Glossy magazine, billed itself as "The Guide to Comics." A magazine by and for comic book fanboys. Founded back in the early 1990s by a New York comic store owner named Gareb Shamus, it grew to become the largest and most successful publication about comic books.

Wizard did some things very, very right. They are, nearly always, funny as hell, in a crude, junior-high way. Their news section was excellent -- I've even seen them get the scoop over internet news sources -- no mean feat when you consider that the finishing touches on the magazine are completed months before it's actually published. As the most prominent comics magazine around, Wizard also got handed all the big stories and all the best interviews -- Wizard got interviews with all of the top creators.

But Wizard also did a lot of stuff very, very wrong. They used to have pretty good coverage of small press and independent comics, but they unloaded that several years ago in order to put more focus on DC, Marvel, and Image. Everyone on the staff seemed to be a hardcore Marvel Zombie -- almost everytime they had a Best Character/Best Creator/Best Costume/Best Whatever list, the number-one spot was guaranteed to either Wolverine, Spider-Man, or Stan Lee, the creator of Spider-Man. (A couple of years ago, they even designated Peter Parker as the "Best New Character of the Year", despite the fact that Peter Parker was actually created in the 1960s) The magazine had quite shallow tastes in comics, always preferring comics with pretty art over comics with good writing. They never really accepted that the comics-as-investment and art-first-story-last crazes of the early 1990s helped send the comics industry into a financial tailspin, so they continued to push the comics companies to produce more crap.

One of the more frustrating aspects of the magazine was the staff's tendency to hype themselves.
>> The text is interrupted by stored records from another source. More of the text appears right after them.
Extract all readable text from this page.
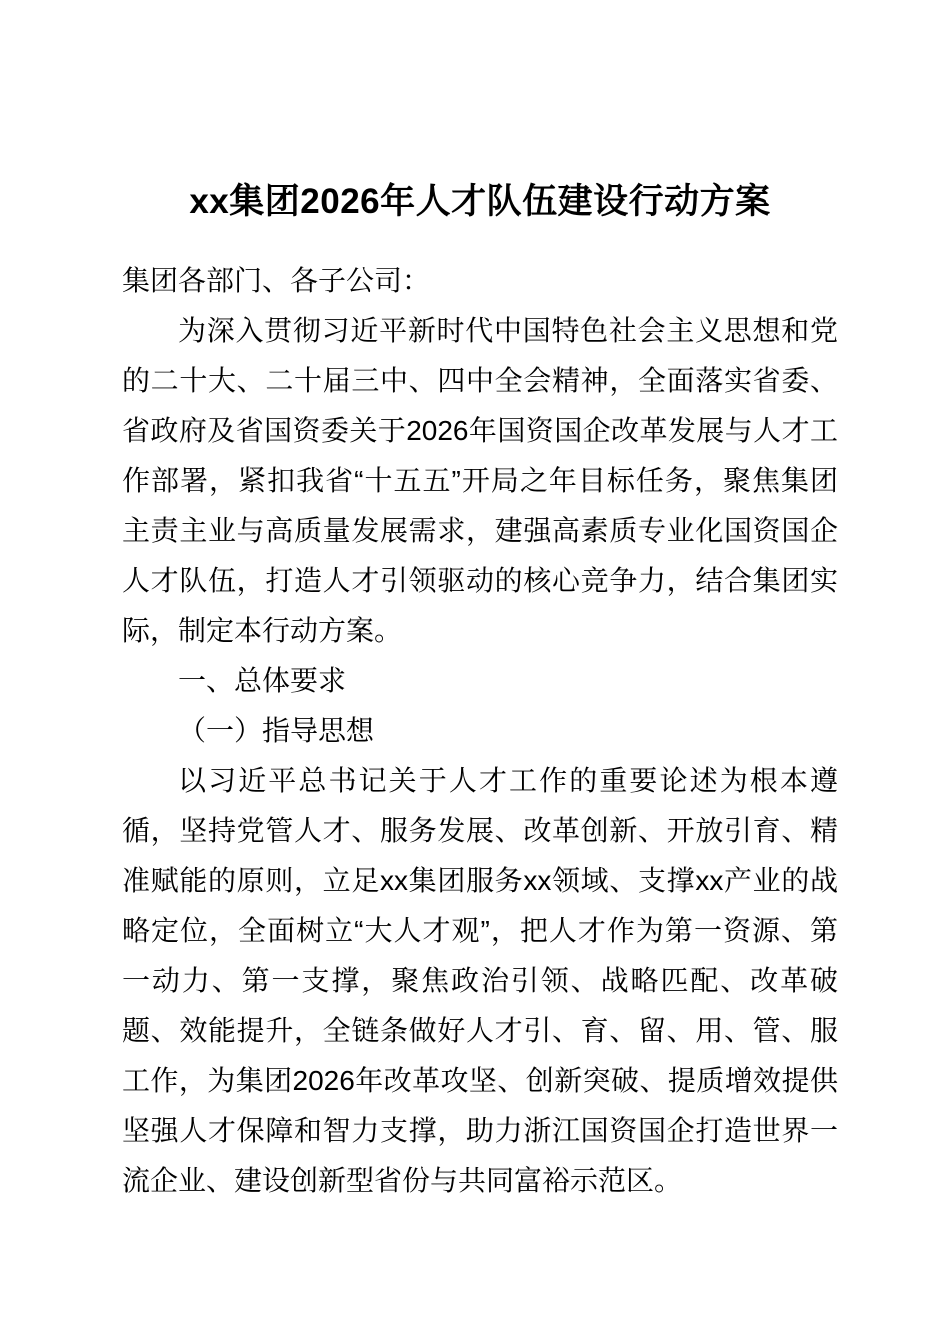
xx集团2026年人才队伍建设行动方案

集团各部门、各子公司：

为深入贯彻习近平新时代中国特色社会主义思想和党的二十大、二十届三中、四中全会精神，全面落实省委、省政府及省国资委关于2026年国资国企改革发展与人才工作部署，紧扣我省“十五五”开局之年目标任务，聚焦集团主责主业与高质量发展需求，建强高素质专业化国资国企人才队伍，打造人才引领驱动的核心竞争力，结合集团实际，制定本行动方案。

一、总体要求
（一）指导思想

以习近平总书记关于人才工作的重要论述为根本遵循，坚持党管人才、服务发展、改革创新、开放引育、精准赋能的原则，立足xx集团服务xx领域、支撑xx产业的战略定位，全面树立“大人才观”，把人才作为第一资源、第一动力、第一支撑，聚焦政治引领、战略匹配、改革破题、效能提升，全链条做好人才引、育、留、用、管、服工作，为集团2026年改革攻坚、创新突破、提质增效提供坚强人才保障和智力支撑，助力浙江国资国企打造世界一流企业、建设创新型省份与共同富裕示范区。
Besides the cute "Meet-the-Staff" section in the back and occasional mini-features on their Halloween parties, they often ran photo-comic features in which, for instance, the magazine staff battles Galactus for the fate of Earth. While moderately amusing, it's irritating to think that they wasted space on this masturbatory nonsense when they could have been writing about comics.

Honestly, Wizard often gave the impression of being written and published by adolescent boys whose main concerns are girls with big boobs, console video games, saying bad words, and reading comics with lots of fight scenes. Surely, adolescent boys are a big part of the magazine's audience, but it's not all of their audience -- and the minute one of those adolescent boys wants something from the magazine beyond fart jokes, chicks in thongs, and fawning interviews with Todd McFarlane... well, there wasn't that much of the magazine that wasn't about farts, thongs, and McFarlane...

During his keynote speech at the 2001 Harvey Awards, comics legend Frank Miller, creator of "Batman: The Dark Knight Returns" and "Sin City," called Wizard "this bible written by Satan" and later said:
"For all the disgust you’ll hear about Wizard and its shoddy practices when you talk to publishers and marketing folks -- and I have yet to hear a single good word from anybody about this thing that ought to come on a roll -- for all of that, the publishers kow-tow. Even though this tree killer here regularly cheapens and poisons our field. Aesthetically and ethically, they grovel. Even though this monthly vulgarity reinforces all the prejudice people hold about comics, they cry to all the world that we’re as cheap and stupid and trashy as they think we are, we sponsor this assault. We pay for the goddamn privilege. But really, when will we finally get around to flushing this thing, this load of crap, once and for all?"

Miller got enthusiastic applause.

The magazine still took a very, very long time to die. The final issue didn't arrive until March of 2011.